The eval tab (spec-dashboard) is a fourth face on the node popup beside spec/history/issues, on the same panesFor registry. Because the readings arrive on the board prop, the tab is instant and consistent — never the previous node's readings on a switch. It is a thin consumer of the chronological-timeline scaffold the history tab uses (see work-pane): newest expanded, older reveal on the down gesture. Each row's header names its scenario, the verdict badge (✓ pass / ✗ fail, with its optional note annotation shown beside; legacy for a pre-verdict or legacy note-only reading), and the per-reading score circle (yatsu-score-badge), then its evaluator, codeSha, and time. Its evidence is the scenario's expected over the captured proof (screenshot or transcript), or miss original file when the blob was pruned.
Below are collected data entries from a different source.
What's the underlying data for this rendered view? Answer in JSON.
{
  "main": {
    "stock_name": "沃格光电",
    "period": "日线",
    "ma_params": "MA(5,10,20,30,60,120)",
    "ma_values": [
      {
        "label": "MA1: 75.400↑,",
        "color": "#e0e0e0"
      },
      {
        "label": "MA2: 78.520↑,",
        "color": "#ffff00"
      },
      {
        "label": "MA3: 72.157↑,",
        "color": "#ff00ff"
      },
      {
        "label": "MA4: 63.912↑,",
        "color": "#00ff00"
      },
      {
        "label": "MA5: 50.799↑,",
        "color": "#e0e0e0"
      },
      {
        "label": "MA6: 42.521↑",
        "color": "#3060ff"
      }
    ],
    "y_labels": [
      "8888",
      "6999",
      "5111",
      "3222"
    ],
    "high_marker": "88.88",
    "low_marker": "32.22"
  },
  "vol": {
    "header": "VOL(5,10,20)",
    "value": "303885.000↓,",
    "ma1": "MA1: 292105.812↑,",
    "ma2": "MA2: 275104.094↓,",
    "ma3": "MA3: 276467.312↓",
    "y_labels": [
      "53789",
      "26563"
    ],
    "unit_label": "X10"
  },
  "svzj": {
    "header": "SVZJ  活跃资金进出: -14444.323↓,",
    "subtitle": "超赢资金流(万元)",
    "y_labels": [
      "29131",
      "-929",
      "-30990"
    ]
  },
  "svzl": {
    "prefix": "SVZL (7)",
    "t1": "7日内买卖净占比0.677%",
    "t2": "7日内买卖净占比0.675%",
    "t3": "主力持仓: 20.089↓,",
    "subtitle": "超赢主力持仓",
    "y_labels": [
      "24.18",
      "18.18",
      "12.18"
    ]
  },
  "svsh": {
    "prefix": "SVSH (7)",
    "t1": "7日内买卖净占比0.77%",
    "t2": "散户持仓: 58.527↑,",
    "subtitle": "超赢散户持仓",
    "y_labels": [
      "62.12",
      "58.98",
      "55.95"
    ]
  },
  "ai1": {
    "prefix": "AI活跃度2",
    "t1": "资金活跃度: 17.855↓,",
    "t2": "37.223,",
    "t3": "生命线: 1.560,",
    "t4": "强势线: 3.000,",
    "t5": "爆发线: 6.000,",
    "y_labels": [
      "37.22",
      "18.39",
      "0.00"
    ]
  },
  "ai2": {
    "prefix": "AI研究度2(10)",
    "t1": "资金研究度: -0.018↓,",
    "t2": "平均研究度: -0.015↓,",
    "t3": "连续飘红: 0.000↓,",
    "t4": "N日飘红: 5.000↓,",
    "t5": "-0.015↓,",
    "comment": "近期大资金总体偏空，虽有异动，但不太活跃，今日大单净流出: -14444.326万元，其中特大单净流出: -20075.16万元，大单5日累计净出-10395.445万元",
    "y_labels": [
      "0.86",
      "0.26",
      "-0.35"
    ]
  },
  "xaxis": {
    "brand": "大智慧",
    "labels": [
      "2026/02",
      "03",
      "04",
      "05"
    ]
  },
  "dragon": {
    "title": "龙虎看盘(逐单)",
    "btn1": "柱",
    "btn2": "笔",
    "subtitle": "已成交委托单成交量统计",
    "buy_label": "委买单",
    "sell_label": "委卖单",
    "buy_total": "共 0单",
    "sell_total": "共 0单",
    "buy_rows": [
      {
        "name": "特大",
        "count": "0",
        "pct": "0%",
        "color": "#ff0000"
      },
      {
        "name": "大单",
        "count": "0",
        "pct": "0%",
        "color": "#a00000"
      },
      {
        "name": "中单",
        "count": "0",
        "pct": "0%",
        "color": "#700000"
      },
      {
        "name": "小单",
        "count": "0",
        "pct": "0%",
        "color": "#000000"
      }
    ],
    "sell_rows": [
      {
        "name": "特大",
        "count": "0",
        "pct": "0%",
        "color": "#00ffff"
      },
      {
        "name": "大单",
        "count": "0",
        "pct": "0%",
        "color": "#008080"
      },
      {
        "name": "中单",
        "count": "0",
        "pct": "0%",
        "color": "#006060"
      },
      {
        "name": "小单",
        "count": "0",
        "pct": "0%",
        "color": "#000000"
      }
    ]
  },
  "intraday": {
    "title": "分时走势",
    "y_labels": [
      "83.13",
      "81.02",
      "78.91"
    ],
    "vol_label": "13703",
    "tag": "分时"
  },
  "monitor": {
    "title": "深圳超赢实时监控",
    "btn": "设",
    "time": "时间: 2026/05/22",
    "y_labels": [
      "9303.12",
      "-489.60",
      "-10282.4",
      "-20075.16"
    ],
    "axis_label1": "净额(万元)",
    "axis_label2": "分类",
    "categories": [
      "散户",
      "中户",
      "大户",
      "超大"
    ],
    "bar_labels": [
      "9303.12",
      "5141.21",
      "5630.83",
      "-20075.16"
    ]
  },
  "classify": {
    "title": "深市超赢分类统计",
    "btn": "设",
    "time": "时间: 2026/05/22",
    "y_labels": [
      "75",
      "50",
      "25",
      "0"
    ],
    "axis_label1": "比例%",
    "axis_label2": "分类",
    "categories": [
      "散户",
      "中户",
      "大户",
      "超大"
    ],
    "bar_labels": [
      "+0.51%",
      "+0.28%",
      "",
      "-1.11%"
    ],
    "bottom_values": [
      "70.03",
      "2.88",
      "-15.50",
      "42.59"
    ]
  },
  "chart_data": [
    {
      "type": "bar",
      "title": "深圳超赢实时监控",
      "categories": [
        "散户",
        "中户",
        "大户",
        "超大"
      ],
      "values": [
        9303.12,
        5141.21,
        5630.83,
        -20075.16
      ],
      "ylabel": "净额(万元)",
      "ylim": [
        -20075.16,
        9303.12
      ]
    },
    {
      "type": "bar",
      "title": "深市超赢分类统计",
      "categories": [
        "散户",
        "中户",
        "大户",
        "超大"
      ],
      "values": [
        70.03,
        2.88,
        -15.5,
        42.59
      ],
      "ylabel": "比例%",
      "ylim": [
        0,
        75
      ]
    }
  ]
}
The tab surfaces the whole declared set in one list, not only the readings. A declared scenario with no reading leads that list as a blind-spot row — the empty score ring over its name, its expected, and the files it tracks. The ring is the only distinction (no fenced-off band, no second scrollbar): an unmeasured scenario is the node's outstanding loss and belongs where the attention is, so a node's intent is legible inside the popup before a reading lands (the only place it shows once the popup covers the focus-panel). No reading at all → those rows under a hint; some measured, some not → those rows lead the timeline. The one presence-distinct empty state survives: a node with no scenarios (no yatsu.md → no evals field) shows nothing.

The seam / out of scope: the forge issue-events half of the timeline — each tracked issue appearing twice (open, close) and linking out to its forge-hosted image rather than a local blob — arrives with the needs-yatsu-eval forge node; the tab joins it at read time then. Backend and computer-use evaluators, and the cache cleanup surface, stay with their own nodes.